Hikmet spent long years inside on the trumped-up charge of inciting mutiny, and moved through prison like a respected elder statesman. He busied himself with tasks, building wooden boxes or weaving cloth to support his family on the outside, but he also undertook the job of educating Kemal. He stood over the young man as he learned his French verbs and gently steered him away from writing indifferent poetry into writing great prose. Kemal worships Hikmet not by putting him on a pedestal but by recounting his foibles. There is a brief but extraordinarily moving passage when Hikmet, for reasons that are both petty and sad, refuses to see his wife. She had come to visit but disregarded his advice not to stay in a particular hotel. He has to be coaxed by the entire jail to abandon his wounded pride.
Just as the inmates fed themselves from the scraps they could afford, the poet managed to conjure up a life worth living from within prison walls. Many of the characters he sketched with charcoal and oils in jail he also portrayed in his poetry. “How strange it is, there are many people I love whose faces I have not seen, whose voices I have not yet heard,” he writes to Kemal after his friend’s release. In that same correspondence, he chides Kemal for giving in to despair. Great artists write about hopelessness without succumbing to it, he says. “A doctor who believes a man’s fight against disease is in vain has no right to practise as a doctor,” he says.

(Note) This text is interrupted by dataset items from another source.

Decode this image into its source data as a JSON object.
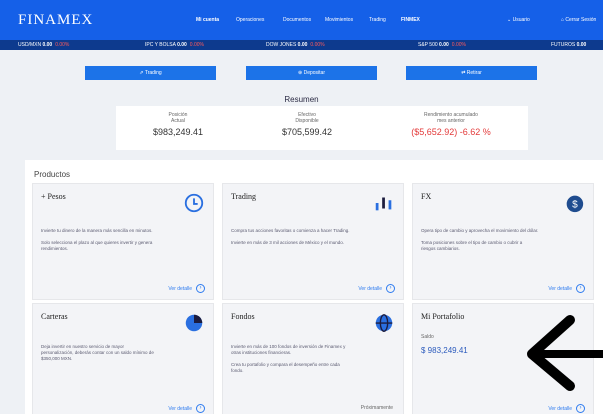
{
  "header": {
    "logo": "FINAMEX",
    "nav": [
      "Mi cuenta",
      "Operaciones",
      "Documentos",
      "Movimientos",
      "Trading",
      "FINMEX"
    ],
    "user_label": "Usuario",
    "user_action": "Cerrar Sesión"
  },
  "ticker": [
    {
      "label": "USD/MXN",
      "value": "0.00",
      "change": "0.00%"
    },
    {
      "label": "IPC Y BOLSA",
      "value": "0.00",
      "change": "0.00%"
    },
    {
      "label": "DOW JONES",
      "value": "0.00",
      "change": "0.00%"
    },
    {
      "label": "S&P 500",
      "value": "0.00",
      "change": "0.00%"
    },
    {
      "label": "FUTUROS",
      "value": "0.00",
      "change": ""
    }
  ],
  "actions": [
    {
      "label": "Trading",
      "icon": "chart-icon"
    },
    {
      "label": "Depositar",
      "icon": "plus-icon"
    },
    {
      "label": "Retirar",
      "icon": "transfer-icon"
    }
  ],
  "resumen": {
    "title": "Resumen",
    "items": [
      {
        "label_line1": "Posición",
        "label_line2": "Actual",
        "value": "$983,249.41",
        "negative": false
      },
      {
        "label_line1": "Efectivo",
        "label_line2": "Disponible",
        "value": "$705,599.42",
        "negative": false
      },
      {
        "label_line1": "Rendimiento acumulado",
        "label_line2": "mes anterior",
        "value": "($5,652.92) -6.62 %",
        "negative": true
      }
    ]
  },
  "products": {
    "title": "Productos",
    "cards": [
      {
        "title": "+ Pesos",
        "icon": "clock-icon",
        "desc_lines": [
          "Invierte tu dinero de la manera más sencilla en minutos.",
          "",
          "Solo selecciona el plazo al que quieres invertir y genera",
          "rendimientos."
        ],
        "link": "Ver detalle"
      },
      {
        "title": "Trading",
        "icon": "bar-chart-icon",
        "desc_lines": [
          "Compra tus acciones favoritas o comienza a hacer Trading.",
          "",
          "Invierte en más de 3 mil acciones de México y el mundo."
        ],
        "link": "Ver detalle"
      },
      {
        "title": "FX",
        "icon": "dollar-exchange-icon",
        "desc_lines": [
          "Opera tipo de cambio y aprovecha el movimiento del dólar.",
          "",
          "Toma posiciones sobre el tipo de cambio o cubrir a",
          "riesgos cambiarios."
        ],
        "link": "Ver detalle"
      },
      {
        "title": "Carteras",
        "icon": "pie-chart-icon",
        "desc_lines": [
          "Deja invertir en nuestro servicio de mayor",
          "personalización, deberás contar con un saldo mínimo de",
          "$350,000 MXN."
        ],
        "link": "Ver detalle"
      },
      {
        "title": "Fondos",
        "icon": "globe-icon",
        "desc_lines": [
          "Invierte en más de 100 fondos de inversión de Finamex y",
          "otras instituciones financieras.",
          "",
          "Crea tu portafolio y compara el desempeño entre cada",
          "fondo."
        ],
        "link": "Próximamente"
      },
      {
        "title": "Mi Portafolio",
        "icon": "",
        "balance_label": "Saldo",
        "balance_value": "$ 983,249.41",
        "link": "Ver detalle"
      }
    ]
  }
}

Another of Orhan Kemal’s books, The Idle Years, has also been translated and contains an introduction by the “other” Orhan, explaining its extraordinary appeal. It derives, Orhan Pamuk writes, from a delight in the intimacy of everyday life and the genuine optimism of those who by rights should be given to despair. Humanity without sentimentality is a skill Orhan Kemal learned from the very best.